The state responded in a way unusual in a modern industrial country. It basically set up a completely alternative, secret economy that it didn’t have to account for. The organisation that controlled this, a shadowy branch of the administration, highly secret and closely tied in with the
Stasi
, was known by the curious title of ‘Commercial Co-ordination’ (KoKo). Founded in 1966, KoKo was charged with earning hard currency outside the normal, planned economic system.

The advantage, as the GDR accumulated foreign debts, was that KoKo, this secret store of foreign currency, wasn’t liable for payment of interest on foreign loans and could be used to plug gaps in the state’s finances. Always allowed great independence, it was totally detached from the Foreign-Trade Ministry by a Politburo resolution in 1972, and thereafter its full activities (and the amount of hard-currency funds it controlled) were declared no longer subject to the usual banking supervision. The full extent of KoKo’s machinations was known only to a handful of figures in the leadership, especially Honecker.

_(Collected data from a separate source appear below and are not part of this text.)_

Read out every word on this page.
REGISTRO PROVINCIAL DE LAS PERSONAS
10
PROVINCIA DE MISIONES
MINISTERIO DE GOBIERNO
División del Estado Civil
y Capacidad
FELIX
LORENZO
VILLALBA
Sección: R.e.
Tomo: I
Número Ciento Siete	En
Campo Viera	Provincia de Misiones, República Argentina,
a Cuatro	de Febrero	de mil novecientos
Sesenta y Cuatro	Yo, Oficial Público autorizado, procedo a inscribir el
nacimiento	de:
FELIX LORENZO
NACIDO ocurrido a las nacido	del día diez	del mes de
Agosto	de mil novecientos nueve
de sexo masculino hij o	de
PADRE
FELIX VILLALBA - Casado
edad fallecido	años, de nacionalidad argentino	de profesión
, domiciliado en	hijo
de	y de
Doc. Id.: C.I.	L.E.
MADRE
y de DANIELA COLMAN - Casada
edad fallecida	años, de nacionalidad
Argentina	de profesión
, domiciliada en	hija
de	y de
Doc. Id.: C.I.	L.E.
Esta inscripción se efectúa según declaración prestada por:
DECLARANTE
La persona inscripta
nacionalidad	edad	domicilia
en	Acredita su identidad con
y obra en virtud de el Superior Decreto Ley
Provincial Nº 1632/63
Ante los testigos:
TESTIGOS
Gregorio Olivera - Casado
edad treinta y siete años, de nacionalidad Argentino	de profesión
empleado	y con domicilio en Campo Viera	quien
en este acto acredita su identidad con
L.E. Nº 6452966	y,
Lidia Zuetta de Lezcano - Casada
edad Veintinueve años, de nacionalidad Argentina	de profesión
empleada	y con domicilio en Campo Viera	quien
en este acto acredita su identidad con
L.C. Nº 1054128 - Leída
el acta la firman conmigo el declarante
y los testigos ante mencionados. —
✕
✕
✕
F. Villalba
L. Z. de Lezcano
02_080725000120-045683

Through KoKo, the élite at Wandlitz were supplied with Western goods and personal luxuries unavailable to the vast majority of East Germans. Once Honecker himself became leader in the early 1970s, he gained personal control of a hard-currency bank account, the so-called
‘General Secretary’s account’, number 0628 at the Deutsche Handelsbank in East Berlin. By order, this had always to contain a minimum of a hundred million marks. Honecker used it for whatever purposes he saw fit. He might decide to donate forty million marks’ worth of grain to Nicaragua, or make a grant of eighty million to Poland during the political difficulties there. He might, as he did one year, personally write a cheque for two million marks for the importation of apples in order to counteract a fruit shortage in the GDR.
17
The image of the General Secretary as absolutist ruler, dealing out largess at his gracious whim, grew year by year; back to the eighteenth century again.